Long Term Investment in Extension Strengthens Ontario's Dairy Industry
Extension work often requires vision and patience to see your work pay off. As far back as 2000, the OMAFRA Dairy Team had a vision of a progressive, flexible, innovative dairy industry in Ontario that would lead the way in the adoption of technology to improve producer lifestyle, animal health and welfare and production. The vision was to position the Ontario dairy industry as the North American leader in the adoption of robotic and precision dairy technology. The nature of dairy farming means change does not happen quickly. With significant capital investment in equipment, land, quota, and cows, large scale change and investment in new technology usually requires investment in a new barn as well as the equipment after careful research and thought.
The cost for a robotic milking system in the early 2000s was about $200,000. The price is about the same today but current models have more advanced technology and provide significantly more production and cow data for the producer.

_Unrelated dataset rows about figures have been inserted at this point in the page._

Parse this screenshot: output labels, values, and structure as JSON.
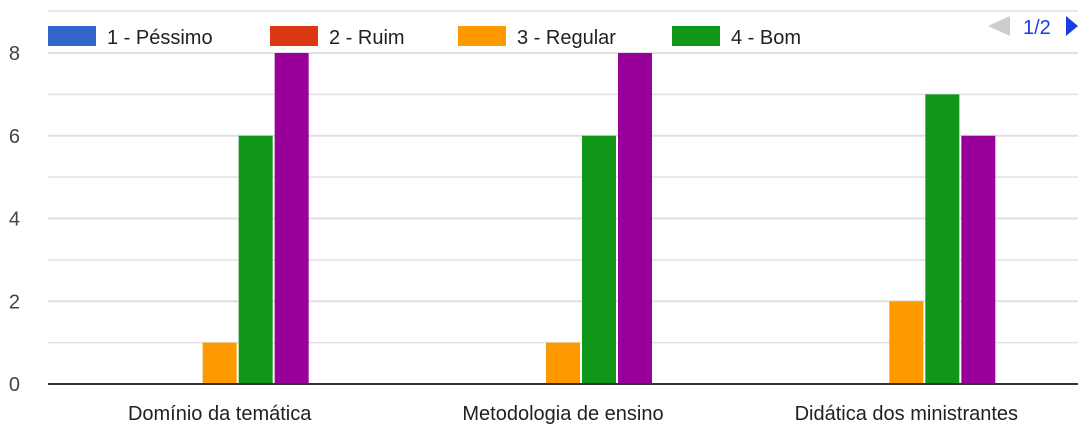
{
  "chart_data": {
    "type": "bar",
    "categories": [
      "Domínio da temática",
      "Metodologia de ensino",
      "Didática dos ministrantes"
    ],
    "series": [
      {
        "name": "1 - Péssimo",
        "color": "#3366cc",
        "values": [
          0,
          0,
          0
        ]
      },
      {
        "name": "2 - Ruim",
        "color": "#dc3912",
        "values": [
          0,
          0,
          0
        ]
      },
      {
        "name": "3 - Regular",
        "color": "#ff9900",
        "values": [
          1,
          1,
          2
        ]
      },
      {
        "name": "4 - Bom",
        "color": "#109618",
        "values": [
          6,
          6,
          7
        ]
      },
      {
        "color": "#990099",
        "values": [
          8,
          8,
          6
        ]
      }
    ],
    "ylim": [
      0,
      8
    ],
    "yticks": [
      0,
      2,
      4,
      6,
      8
    ],
    "grid": true,
    "legend": {
      "position": "top",
      "page": "1/2"
    }
  }
}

Robotic milking: maximizing profits
In 2002, the Dairy Team began to make their vision a reality by partnering with industry to organize the First North American Conference on Robotic Milking. Attended by 400 dairy farmers and industry members, the conference brought experts on robotic milking to Ontario to present information to our producers and led to regulatory improvements. It also featured exhibits by robotic milker manufacturers so producers talk to the manufacturers directly and get demonstrations of the models available.
As adoption of robotic milking increased, resources were developed to help producers manage these systems also called automatic milking systems (AMS). With roughly 10% of robotic milkers in the early 2000s being removed, information was needed to address management issues. The dairy team developed significant website content for producers fostering the use of herd management software and data available from robots to improve profitability and cow welfare on dairy farms.
Robotic milking resources, relevant to Ontario dairy production, were developed and presented at meetings, workshops, reported in magazine articles and at tradeshows such as the Outdoor Farm Show. Farm tours were organized as robots began to be installed on Ontario farms so producers could learn from their peers. Applied research was conducted to understand what was working and what wasn't so solutions could be found and that knowledge spread to the industry.
Promoting new tools to improve cow welfare
In 2010, the OMAFRA Dairy Team again partnered with industry to deliver the First North American Conference on Precision Dairy Technologies. This conference, along with follow-up resources and events, promoted the adoption of precision technologies such as automatic calf feeders to improve the nutritional status of dairy calves. Electronic technology for individual animals is now able to track cow behaviour (activity) and rumen function which provides improved management opportunities to improve cow health and welfare.
Labour costs are a significant proportion of the cost of milk production and the availability of labour is often an issue for dairy farmers. Canadian dairy farms can achieve a 30% labour savings by adopting robotic technology, eliminating the need to be in the barn at fixed times seven days a week. This also makes the industry more attractive to younger producers.
In 2013, OMAFRA and the University of Guelph partnered through the Knowledge Translation and Transfer (KTT) program to conduct a survey of 33 automatic milking system herds across the province to find out information on management, production and nutrition. This research provided Ontario dairy producers information that was specific to their needs and benchmarked the state of the industry.
Encouraging investment in new technologies
From 1999, when the first robotic milker was installed on an Ontario dairy farm, roughly 175 to 200 of Ontario's 3,918 dairy farms now have robotic milkers. The industry has seen widespread adoption of activity monitors, rumen monitors, robotic feeders and other precision technologies that improve management and animal welfare. ADB staff, through their extension efforts, have helped to build sector knowledge and promote greater uptake of new technologies.
In a follow-up survey conducted after the 2010 First North American Conference on Precision Dairy Technologies, 100% of responding producers indicated they learned something at the conference that had or would influence the use of technologies on their farm. When asked: "What type of investment have you made or plan to make in precision dairy technologies since the conference?" 44% indicated they had or planned to invest $200,000 or more. As well, 22% indicated they had or planned to invest between $10,000 and $50,000.
Sixteen years after the OMAFRA Dairy Team started working to achieve its vision of a more progressive, flexible and innovative dairy industry, the sector has embraced significant changes to improve cow welfare, improve producer lifestyle and maximize production.